Korban kekerasanSelain mengalami kehamilan tidak diinginkan karena pemahaman minim soal kesehatan reproduksi, saat ini banyak remaja akhirnya justru menjadi korban kekerasan. (Lihat di: Memahami Anak Korban Kekerasan Seksual)
Mereka sering kali dipaksa pasangannya untuk menggugurkan kandungan, dipaksa orangtuanya untuk menikah meskipun belum menginginkannya atau diusir dari rumah, dan dikeluarkan dari sekolah ataupun jadi pergunjingan masyarakat sekitarnya.
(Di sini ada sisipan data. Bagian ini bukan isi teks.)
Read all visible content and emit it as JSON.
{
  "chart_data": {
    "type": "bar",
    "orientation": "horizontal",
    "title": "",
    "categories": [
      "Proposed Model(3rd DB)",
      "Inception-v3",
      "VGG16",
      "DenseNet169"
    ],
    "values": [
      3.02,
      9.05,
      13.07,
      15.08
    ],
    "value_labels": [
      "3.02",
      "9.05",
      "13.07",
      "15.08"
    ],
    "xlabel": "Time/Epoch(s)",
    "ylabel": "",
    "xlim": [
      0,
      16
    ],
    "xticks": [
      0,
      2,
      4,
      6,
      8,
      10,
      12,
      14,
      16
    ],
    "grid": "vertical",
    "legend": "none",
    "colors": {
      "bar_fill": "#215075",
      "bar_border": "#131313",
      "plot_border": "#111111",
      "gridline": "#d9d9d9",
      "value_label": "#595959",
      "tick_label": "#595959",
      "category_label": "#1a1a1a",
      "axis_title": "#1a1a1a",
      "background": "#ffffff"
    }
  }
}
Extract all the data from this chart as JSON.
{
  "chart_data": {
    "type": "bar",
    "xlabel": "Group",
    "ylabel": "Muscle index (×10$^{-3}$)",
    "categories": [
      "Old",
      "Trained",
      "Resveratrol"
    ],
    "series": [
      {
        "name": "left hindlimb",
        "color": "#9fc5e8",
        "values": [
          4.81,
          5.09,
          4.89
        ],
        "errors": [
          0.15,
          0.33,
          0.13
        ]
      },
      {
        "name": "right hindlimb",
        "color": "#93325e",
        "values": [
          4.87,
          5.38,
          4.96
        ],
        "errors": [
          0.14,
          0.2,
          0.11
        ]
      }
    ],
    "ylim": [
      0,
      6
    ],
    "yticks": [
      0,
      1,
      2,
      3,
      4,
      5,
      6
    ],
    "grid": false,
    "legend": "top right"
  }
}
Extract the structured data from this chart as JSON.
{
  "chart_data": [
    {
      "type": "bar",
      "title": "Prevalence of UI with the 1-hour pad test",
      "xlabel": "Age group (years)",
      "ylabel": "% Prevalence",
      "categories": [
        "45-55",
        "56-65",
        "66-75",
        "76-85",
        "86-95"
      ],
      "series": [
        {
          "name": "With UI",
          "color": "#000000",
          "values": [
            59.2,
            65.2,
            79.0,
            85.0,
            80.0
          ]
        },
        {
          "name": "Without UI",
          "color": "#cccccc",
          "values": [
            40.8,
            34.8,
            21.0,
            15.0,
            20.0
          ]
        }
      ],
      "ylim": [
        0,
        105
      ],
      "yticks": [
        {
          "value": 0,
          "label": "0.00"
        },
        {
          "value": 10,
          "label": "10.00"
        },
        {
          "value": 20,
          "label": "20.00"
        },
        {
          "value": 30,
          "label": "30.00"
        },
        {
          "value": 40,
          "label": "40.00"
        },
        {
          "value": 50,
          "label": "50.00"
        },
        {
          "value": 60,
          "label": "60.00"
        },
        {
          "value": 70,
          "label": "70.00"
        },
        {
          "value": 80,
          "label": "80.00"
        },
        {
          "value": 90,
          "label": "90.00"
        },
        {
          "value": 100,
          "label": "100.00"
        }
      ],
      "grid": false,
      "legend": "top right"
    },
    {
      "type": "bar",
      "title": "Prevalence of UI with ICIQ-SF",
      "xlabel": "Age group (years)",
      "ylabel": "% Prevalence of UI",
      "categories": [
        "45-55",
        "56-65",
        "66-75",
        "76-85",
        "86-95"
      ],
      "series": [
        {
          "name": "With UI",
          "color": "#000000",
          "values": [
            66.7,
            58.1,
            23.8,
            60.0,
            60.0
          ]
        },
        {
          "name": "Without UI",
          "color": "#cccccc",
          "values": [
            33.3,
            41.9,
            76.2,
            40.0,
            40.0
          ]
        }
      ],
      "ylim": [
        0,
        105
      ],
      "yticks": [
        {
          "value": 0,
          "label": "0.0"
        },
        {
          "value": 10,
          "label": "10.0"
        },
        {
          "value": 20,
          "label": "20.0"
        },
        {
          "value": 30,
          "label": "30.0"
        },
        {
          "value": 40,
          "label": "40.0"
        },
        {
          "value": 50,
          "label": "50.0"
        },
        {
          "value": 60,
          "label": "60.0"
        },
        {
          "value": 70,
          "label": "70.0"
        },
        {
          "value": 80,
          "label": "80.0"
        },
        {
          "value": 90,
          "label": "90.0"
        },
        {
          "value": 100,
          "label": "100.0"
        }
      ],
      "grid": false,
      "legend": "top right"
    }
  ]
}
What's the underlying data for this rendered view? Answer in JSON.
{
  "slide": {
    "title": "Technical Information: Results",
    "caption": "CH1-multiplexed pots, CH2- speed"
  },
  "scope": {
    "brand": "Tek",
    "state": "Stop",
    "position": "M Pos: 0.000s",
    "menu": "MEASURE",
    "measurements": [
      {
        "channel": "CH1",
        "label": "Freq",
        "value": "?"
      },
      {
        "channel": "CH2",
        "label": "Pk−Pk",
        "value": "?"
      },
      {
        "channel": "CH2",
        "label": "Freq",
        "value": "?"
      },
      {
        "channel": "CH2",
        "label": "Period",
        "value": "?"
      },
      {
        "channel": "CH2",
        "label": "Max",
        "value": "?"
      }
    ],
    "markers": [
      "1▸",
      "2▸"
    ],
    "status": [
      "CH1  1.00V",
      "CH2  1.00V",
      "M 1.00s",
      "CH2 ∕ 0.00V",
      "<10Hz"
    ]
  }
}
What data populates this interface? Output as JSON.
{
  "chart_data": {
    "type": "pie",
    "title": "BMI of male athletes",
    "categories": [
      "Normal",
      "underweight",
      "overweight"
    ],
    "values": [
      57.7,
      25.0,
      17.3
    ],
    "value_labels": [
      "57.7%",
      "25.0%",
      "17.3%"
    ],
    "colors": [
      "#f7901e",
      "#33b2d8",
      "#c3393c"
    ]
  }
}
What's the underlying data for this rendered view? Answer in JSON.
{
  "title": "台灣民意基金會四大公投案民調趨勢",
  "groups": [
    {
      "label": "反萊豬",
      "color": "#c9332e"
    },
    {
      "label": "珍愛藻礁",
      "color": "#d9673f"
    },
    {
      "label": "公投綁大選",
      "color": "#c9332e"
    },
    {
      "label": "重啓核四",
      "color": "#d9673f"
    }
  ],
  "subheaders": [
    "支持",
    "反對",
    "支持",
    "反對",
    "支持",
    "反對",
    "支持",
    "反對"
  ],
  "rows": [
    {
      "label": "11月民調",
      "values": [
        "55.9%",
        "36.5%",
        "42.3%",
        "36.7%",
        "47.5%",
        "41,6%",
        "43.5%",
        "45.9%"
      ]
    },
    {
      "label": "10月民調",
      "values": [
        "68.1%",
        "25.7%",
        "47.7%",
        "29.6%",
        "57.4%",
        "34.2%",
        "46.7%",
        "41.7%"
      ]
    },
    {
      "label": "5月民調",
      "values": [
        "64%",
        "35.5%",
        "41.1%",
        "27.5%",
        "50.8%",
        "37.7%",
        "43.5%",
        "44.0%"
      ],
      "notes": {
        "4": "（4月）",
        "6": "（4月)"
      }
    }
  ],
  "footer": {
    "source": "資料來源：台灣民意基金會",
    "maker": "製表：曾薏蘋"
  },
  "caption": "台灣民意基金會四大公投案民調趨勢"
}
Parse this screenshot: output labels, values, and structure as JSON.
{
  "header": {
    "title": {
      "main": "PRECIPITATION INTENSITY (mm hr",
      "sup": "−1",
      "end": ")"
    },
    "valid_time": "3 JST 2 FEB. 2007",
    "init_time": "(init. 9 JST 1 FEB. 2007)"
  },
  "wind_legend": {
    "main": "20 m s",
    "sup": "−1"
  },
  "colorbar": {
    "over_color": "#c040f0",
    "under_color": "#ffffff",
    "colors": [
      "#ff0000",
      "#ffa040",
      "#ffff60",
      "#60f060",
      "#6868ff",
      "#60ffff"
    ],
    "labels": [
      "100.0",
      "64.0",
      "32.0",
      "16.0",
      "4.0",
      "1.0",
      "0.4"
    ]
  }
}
Peneliti independen tentang kekerasan terhadap perempuan, Henrica AFM Jansen, mengatakan, kekerasan umumnya membuat perempuan rentan memiliki kesehatan fisik yang buruk, mudah muncul berbagai gejala penyakit fisik ataupun mental, dan mendorong mereka pada tindakan aborsi tidak aman yang bisa mengancam jiwa. Lebih lanjut, mereka bisa terjebak pada kekeliruan mengasuh anak. Kondisi itu sering kali juga memicu bunuh diri.
Buruknya pengasuhan anak yang dilakukan orangtua yang masih remaja juga bisa melanggengkan kekerasan. ”Anak laki-laki yang menjadi korban kekerasan ayahnya memiliki potensi tiga kali lebih besar untuk melakukan hal yang sama,” kata Jansen.